Incorporating religious and populist iconography, Chiurai’s work emancipates symbols from pre-existing propagandist values – previously used to serve and democratize colonialism and racism – to re-stage a Black experience indoctrinated by religious fundamentalism and political corruptions. This re-appropriation of codified aesthetics works to create an uneasy environment which compels the viewer to become less an observer, more a participant, within the space.

Referencing Med Hondo’s cinematic masterpiece, Chiurai’s intersecting narrative positions race and colonization against the backdrop of migration, religion, and gender. The film presents a compelling narrative and visceral imagery of “colonial futures,” with Chiurai particularly revisiting the contributions made by women in early post-colonial struggles. Within the works, Chiurai reflects on the role of Nationalist figures in the emancipation of women during liberation, and the statement by revolutionary Thomas Sankara that ”There is no true social revolution without the liberation of women.

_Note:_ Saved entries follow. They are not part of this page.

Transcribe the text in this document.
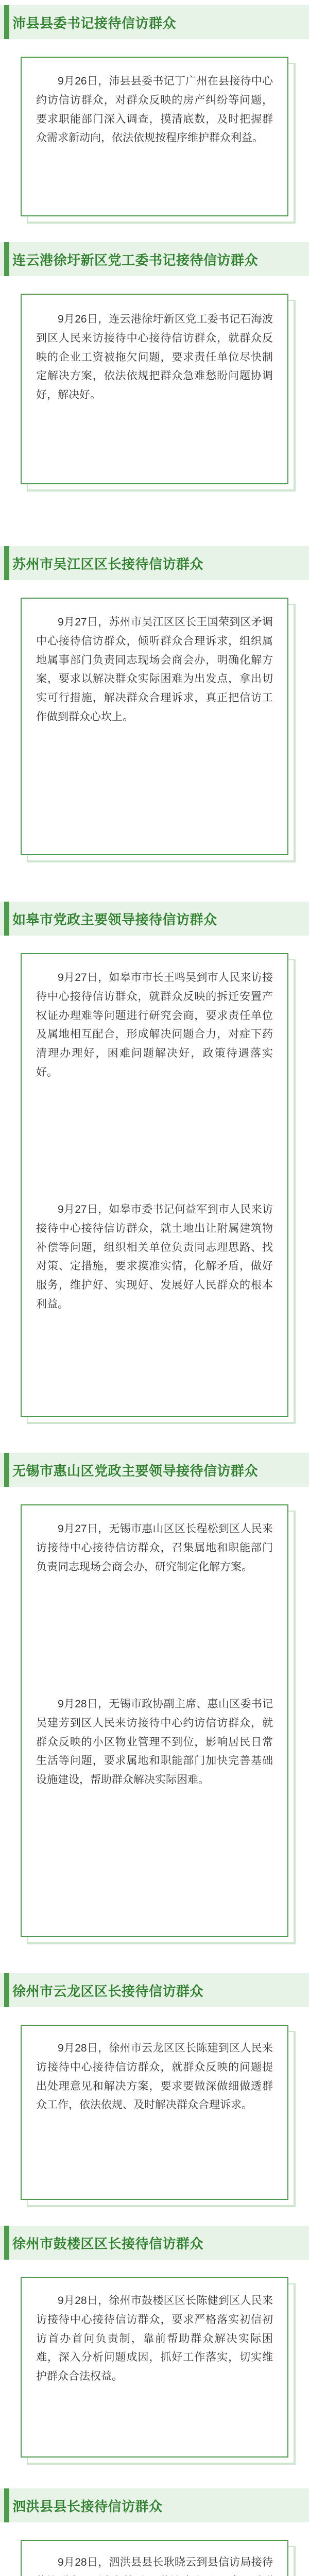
沛县县委书记接待信访群众
9月26日，沛县县委书记丁广州在县接待中心约访信访群众，对群众反映的房产纠纷等问题，要求职能部门深入调查，摸清底数，及时把握群众需求新动向，依法依规按程序维护群众利益。
连云港徐圩新区党工委书记接待信访群众
9月26日，连云港徐圩新区党工委书记石海波到区人民来访接待中心接待信访群众，就群众反映的企业工资被拖欠问题，要求责任单位尽快制定解决方案，依法依规把群众急难愁盼问题协调好，解决好。
苏州市吴江区区长接待信访群众
9月27日，苏州市吴江区区长王国荣到区矛调中心接待信访群众，倾听群众合理诉求，组织属地属事部门负责同志现场会商会办，明确化解方案，要求以解决群众实际困难为出发点，拿出切实可行措施，解决群众合理诉求，真正把信访工作做到群众心坎上。
如皋市党政主要领导接待信访群众
9月27日，如皋市市长王鸣昊到市人民来访接待中心接待信访群众，就群众反映的拆迁安置产权证办理难等问题进行研究会商，要求责任单位及属地相互配合，形成解决问题合力，对症下药清理办理好，困难问题解决好，政策待遇落实好。
9月27日，如皋市委书记何益军到市人民来访接待中心接待信访群众，就土地出让附属建筑物补偿等问题，组织相关单位负责同志理思路、找对策、定措施，要求摸准实情，化解矛盾，做好服务，维护好、实现好、发展好人民群众的根本利益。
无锡市惠山区党政主要领导接待信访群众
9月27日，无锡市惠山区区长程松到区人民来访接待中心接待信访群众，召集属地和职能部门负责同志现场会商会办，研究制定化解方案。
9月28日，无锡市政协副主席、惠山区委书记吴建芳到区人民来访接待中心约访信访群众，就群众反映的小区物业管理不到位，影响居民日常生活等问题，要求属地和职能部门加快完善基础设施建设，帮助群众解决实际困难。
徐州市云龙区区长接待信访群众
9月28日，徐州市云龙区区长陈建到区人民来访接待中心接待信访群众，就群众反映的问题提出处理意见和解决方案，要求要做深做细做透群众工作，依法依规、及时解决群众合理诉求。
徐州市鼓楼区区长接待信访群众
9月28日，徐州市鼓楼区区长陈健到区人民来访接待中心接待信访群众，要求严格落实初信初访首办首问负责制，靠前帮助群众解决实际困难，深入分析问题成因，抓好工作落实，切实维护群众合法权益。
泗洪县县长接待信访群众
9月28日，泗洪县县长耿晓云到县信访局接待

Within We Live in Silence, Chiurai intentionally presents ideas which blur the lines between past, present, and future. Immersing the viewer into a non-linear experience of being, the artist employs this trans-generational perspective to explore the persisting effects of colonial dominance. Here his black protagonists dissolve their inferiority by enslaving and enchaining the ‘other’, to satisfy a dominant stature.